The PRE in the ANOVA table above (.11) represents a comparison of the sex model to the empty model, but PRE more generally can represent a comparison of any complex model to one that is simpler. Toward this end, we will add a version of the same formula that is more general:
\[\text{PRE}=\frac{(\text{SS}_\text{Error from Simple Model} - \text{SS}_\text{Error from Complex Model})}{\text{SS}_\text{Error from Simple Model}}\]

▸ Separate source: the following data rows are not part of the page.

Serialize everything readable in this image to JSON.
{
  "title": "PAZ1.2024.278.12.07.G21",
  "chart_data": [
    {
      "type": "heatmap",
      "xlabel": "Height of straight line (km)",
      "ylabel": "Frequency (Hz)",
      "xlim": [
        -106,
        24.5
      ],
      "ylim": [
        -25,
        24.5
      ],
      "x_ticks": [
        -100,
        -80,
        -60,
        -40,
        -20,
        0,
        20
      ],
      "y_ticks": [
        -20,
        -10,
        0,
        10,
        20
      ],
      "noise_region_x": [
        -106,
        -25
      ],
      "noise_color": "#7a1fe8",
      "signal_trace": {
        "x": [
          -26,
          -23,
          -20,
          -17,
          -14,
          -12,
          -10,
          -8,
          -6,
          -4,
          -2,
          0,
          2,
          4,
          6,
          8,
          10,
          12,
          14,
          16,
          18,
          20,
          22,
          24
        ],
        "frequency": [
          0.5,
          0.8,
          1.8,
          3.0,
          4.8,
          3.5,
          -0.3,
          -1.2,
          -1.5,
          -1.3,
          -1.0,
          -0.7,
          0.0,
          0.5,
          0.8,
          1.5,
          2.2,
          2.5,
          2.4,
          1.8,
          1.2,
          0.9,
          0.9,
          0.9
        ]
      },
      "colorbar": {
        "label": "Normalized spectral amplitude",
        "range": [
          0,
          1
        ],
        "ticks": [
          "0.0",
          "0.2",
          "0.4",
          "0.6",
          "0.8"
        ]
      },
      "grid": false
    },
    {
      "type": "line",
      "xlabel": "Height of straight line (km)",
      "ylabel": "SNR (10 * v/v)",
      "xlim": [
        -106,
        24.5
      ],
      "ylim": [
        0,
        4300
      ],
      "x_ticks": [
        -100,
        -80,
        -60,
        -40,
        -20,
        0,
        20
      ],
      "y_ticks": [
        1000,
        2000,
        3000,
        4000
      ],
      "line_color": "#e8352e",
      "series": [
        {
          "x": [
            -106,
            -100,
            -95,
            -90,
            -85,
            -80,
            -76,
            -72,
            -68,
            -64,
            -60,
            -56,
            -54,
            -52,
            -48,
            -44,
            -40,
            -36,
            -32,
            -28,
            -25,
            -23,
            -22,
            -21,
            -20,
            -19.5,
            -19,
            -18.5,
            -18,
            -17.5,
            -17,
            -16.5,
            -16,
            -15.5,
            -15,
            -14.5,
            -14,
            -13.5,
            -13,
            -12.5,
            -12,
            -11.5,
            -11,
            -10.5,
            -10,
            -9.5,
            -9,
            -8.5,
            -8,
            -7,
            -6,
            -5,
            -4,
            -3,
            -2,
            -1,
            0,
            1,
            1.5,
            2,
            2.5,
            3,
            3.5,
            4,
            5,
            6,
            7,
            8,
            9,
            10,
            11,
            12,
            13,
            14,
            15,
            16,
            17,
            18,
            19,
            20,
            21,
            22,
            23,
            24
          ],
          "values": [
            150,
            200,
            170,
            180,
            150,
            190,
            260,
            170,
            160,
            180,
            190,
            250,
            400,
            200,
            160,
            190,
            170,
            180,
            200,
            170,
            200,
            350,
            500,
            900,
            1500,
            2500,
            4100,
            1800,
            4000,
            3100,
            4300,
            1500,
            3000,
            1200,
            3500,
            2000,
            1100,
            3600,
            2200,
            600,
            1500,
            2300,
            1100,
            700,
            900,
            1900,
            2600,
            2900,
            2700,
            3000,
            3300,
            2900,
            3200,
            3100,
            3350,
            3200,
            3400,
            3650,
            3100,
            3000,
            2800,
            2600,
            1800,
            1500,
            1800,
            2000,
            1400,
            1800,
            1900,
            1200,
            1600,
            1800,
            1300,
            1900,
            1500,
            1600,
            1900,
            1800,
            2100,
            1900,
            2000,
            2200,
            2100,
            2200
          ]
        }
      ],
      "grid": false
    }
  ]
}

Just as a note: PRE goes by other names in other traditions. In the ANOVA tradition (Analysis of Variance) it is referred to as \(\eta^2\), or eta squared. In an upcoming chapter, we will introduce the same concept in the context of regression, where it is called \(R^2\). For now all you need to know is: these are different terms used to refer to the same thing, in case anyone asks you.